Niets is zo fijn als het morele gelijk aan je zijde te weten, vooral als het niets kost en geen enkel risico met zich meebrengt. Laat ik daarvan wat voorbeelden noemen. In mijn studententijd in de jaren zestig werd er voortdurend gedemonstreerd tegen gruwelijke misstanden in ver verwijderde derdewereldlanden. De veroorzakers van die gruwelijke misstanden trokken zich natuurlijk niets aan van die demonstraties. Sterker nog: ze wisten helemaal niet dat Nederland bestond, laat staan dat ze hoorden van die boze Utrechtse studenten. De studenten gingen na de demonstratie naar het café met het aangename gevoel iets van belang te hebben gedaan; ze voelden zich moreel superieur.

Bij grote studentencongressen gingen de ochtenduren verloren aan het aannemen van soms tientallen moties, waarin vrijwel elke denkbare misstand werd veroordeeld. Zelfs in de Instituutsraad van het Instituut voor Geschiedenis, waarvan ik een blauwe maandag voorzitter was, kwamen de radicale studenten met moties waarin bijvoorbeeld de mensonterende uitbuiting van mijnarbeiders in Zambia in de krachtigste termen werd veroordeeld.

 

Gouden Koets

Het gaat hier natuurlijk om een onderdeel van het politiek correcte denken, dat sinds die tijd over een groot deel van onze cultuur vaardig is geworden. De politiek correcten speuren naarstig naar woorden, namen, monumenten en gewoonten die op enigerlei wijze in verband kunnen worden gebracht met discriminatie of andere zaken die zij nu moreel verwerpelijk achten. Wie het niet met hen eens is, wordt direct te kijk gezet als moreel abject, of liever nog racistisch.

In een vermakelijke radiodiscussie over het Zwarte Pietenvraagstuk kwam de tegenstander van Zwarte Piet aan het slot van de uitzending met een radicaal programma, waarin een ware heksenjacht werd voorgesteld op alles wat ook maar in de verste verte herinnerde of deed denken aan het koloniaal verleden. Straatnamen, monumenten of staande uitdrukkingen, het diende allemaal hernoemd of verwijderd te worden.

 

Je moet geen excuses aanbieden voor iets wat je niet zelf op je geweten hebt

 

Deze opvatting leidde ook tot een demonstratie tegen het gebruik van de Gouden Koets, die een paneel bevat waarop is te zien hoe ‘halfnaakte gekleurde mensen de Nederlandse maagd goede gaven aanbieden’. Dat is volgens de actievoerders racistisch en niet meer van deze tijd. De Gouden Koets diende daarom ook te verdwijnen.

 

Jan Pietersz. Coen

Het is, als je er even over nadenkt, een vreemd standpunt: wat niet meer van deze tijd is, dient te verdwijnen. Het onwelgevallige verleden moet opgeruimd worden. Daarmee verdwijnt dat verleden niet, het wordt slechts verhuld. Is het niet veel beter dat verleden te behouden? Juist omdat het ons kan herinneren aan het fundamenteel andere karakter van dat verleden, wat onze blik op het heden kan verscherpen? Niemand die de Gouden Koets ziet passeren zal denken: ja, die prachtige tijd van het koloniale Indië moet terugkeren!

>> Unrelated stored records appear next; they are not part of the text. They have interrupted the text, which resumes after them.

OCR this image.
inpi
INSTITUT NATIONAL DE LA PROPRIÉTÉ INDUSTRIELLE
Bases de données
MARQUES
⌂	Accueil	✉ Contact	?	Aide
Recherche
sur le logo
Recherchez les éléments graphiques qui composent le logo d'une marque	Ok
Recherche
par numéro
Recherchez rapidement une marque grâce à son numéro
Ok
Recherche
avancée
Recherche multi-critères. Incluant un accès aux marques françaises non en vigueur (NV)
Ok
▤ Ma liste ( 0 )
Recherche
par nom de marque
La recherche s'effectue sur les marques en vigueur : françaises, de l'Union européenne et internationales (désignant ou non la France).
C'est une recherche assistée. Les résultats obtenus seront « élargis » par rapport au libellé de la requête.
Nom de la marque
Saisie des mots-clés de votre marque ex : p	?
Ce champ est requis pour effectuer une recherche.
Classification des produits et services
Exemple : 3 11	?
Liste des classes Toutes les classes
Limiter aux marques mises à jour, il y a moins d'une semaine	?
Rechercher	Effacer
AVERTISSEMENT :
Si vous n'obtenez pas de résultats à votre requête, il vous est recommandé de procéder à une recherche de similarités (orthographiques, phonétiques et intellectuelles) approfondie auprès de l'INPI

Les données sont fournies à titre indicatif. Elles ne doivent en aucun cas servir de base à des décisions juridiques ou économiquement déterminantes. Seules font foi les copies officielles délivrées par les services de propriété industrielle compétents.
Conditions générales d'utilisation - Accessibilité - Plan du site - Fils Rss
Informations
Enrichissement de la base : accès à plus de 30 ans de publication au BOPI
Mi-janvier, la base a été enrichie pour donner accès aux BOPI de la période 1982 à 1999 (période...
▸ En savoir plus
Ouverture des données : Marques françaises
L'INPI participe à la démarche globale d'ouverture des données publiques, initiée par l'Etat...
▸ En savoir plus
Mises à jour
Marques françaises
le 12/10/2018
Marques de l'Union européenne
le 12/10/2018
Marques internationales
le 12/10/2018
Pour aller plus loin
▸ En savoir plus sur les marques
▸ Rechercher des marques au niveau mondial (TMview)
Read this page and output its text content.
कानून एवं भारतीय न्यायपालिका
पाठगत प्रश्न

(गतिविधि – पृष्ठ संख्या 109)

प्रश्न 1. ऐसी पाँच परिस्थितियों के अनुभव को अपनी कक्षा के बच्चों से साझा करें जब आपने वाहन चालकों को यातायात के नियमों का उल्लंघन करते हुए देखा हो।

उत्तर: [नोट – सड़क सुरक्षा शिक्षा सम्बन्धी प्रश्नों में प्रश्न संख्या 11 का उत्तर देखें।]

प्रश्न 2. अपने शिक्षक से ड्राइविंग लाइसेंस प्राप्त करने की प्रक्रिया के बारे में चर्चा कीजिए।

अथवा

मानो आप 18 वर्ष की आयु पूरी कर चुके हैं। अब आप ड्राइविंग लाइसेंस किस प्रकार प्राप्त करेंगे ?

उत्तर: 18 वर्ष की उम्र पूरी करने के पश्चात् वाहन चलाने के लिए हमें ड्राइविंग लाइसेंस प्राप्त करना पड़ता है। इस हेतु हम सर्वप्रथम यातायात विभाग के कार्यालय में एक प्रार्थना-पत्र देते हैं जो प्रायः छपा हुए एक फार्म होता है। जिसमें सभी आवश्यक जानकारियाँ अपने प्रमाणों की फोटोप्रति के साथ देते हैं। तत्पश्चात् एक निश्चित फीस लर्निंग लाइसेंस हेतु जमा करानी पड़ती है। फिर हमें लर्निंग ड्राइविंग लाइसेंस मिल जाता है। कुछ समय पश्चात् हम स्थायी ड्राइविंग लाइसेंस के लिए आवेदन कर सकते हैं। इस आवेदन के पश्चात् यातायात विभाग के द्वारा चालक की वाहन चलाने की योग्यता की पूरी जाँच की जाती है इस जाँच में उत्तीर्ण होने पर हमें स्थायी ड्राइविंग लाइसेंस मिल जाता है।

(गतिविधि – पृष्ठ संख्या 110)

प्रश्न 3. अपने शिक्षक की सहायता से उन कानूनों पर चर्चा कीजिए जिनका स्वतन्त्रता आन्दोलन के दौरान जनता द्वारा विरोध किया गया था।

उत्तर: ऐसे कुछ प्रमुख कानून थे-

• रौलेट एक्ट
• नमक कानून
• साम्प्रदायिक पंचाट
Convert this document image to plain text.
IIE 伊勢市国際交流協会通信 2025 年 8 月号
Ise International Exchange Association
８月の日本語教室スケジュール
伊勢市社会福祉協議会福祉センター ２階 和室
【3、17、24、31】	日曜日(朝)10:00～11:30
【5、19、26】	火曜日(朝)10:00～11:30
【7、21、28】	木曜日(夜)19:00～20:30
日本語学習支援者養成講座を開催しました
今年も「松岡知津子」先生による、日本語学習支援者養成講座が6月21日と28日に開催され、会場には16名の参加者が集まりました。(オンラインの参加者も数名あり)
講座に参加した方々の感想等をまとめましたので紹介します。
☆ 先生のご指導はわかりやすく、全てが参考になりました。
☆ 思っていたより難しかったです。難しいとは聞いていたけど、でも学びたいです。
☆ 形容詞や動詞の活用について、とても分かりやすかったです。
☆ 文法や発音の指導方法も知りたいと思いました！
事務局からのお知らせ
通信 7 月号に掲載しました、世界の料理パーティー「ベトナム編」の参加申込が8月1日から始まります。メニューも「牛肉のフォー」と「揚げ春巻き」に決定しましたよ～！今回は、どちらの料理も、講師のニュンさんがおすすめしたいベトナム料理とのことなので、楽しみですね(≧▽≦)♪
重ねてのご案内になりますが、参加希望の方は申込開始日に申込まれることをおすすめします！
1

Moeten we dan ook het Oost-Indisch Huis in Amsterdam, het voormalige hoofdkantoor van de VOC, afbreken vanwege de wandaden van Jan Pietersz. Coen?

Zo ja, dan moet ook het West-Indisch Huis tegen de grond. Als dat niet nodig is, waarom moeten dan wel verwijzingen naar Paul Kruger uit de openbare ruimte worden verwijderd? De politiek correcten zitten natuurlijk met een probleem als het gaat om het verleden. Je kunt straatnamen veranderen, monumenten opruimen, de Gouden Koets aan de Belgen cadeau doen, maar ondertussen blijft het verschrikkelijke, beschamende verleden bestaan.

 

Slavenhandel

Voor dit probleem is een aantrekkelijke politiek correcte oplossing bedacht: voor wandaden in het verleden begaan kunnen we excuses aanbieden, eventueel voorzien van materiële compensatie. Inderdaad: we hebben spijt van het gedrag van de VOC, vanaf 1602; we hebben spijt van onze participatie in de slavenhandel; we hebben spijt van de plantages in Suriname, van het Cultuurstelsel, van de Atjehoorlog en van de Politionele Acties in de tweede helft van de jaren veertig.

Ten aanzien van die laatste kwestie geldt overigens dat sommige slachtoffers nog in leven zijn. Daar is het dus mogelijk concreet iets goed te maken. Dat dient dan naar mijn mening ook onverwijld te gebeuren. Bijvoorbeeld ten aanzien van de slachtoffers van het bloedbad van Rawagede, waarvoor Liesbeth Zegveld zich heeft ingezet. In 1947 werd in dit dorp bijna de gehele mannelijke bevolking vermoord door Nederlandse militairen.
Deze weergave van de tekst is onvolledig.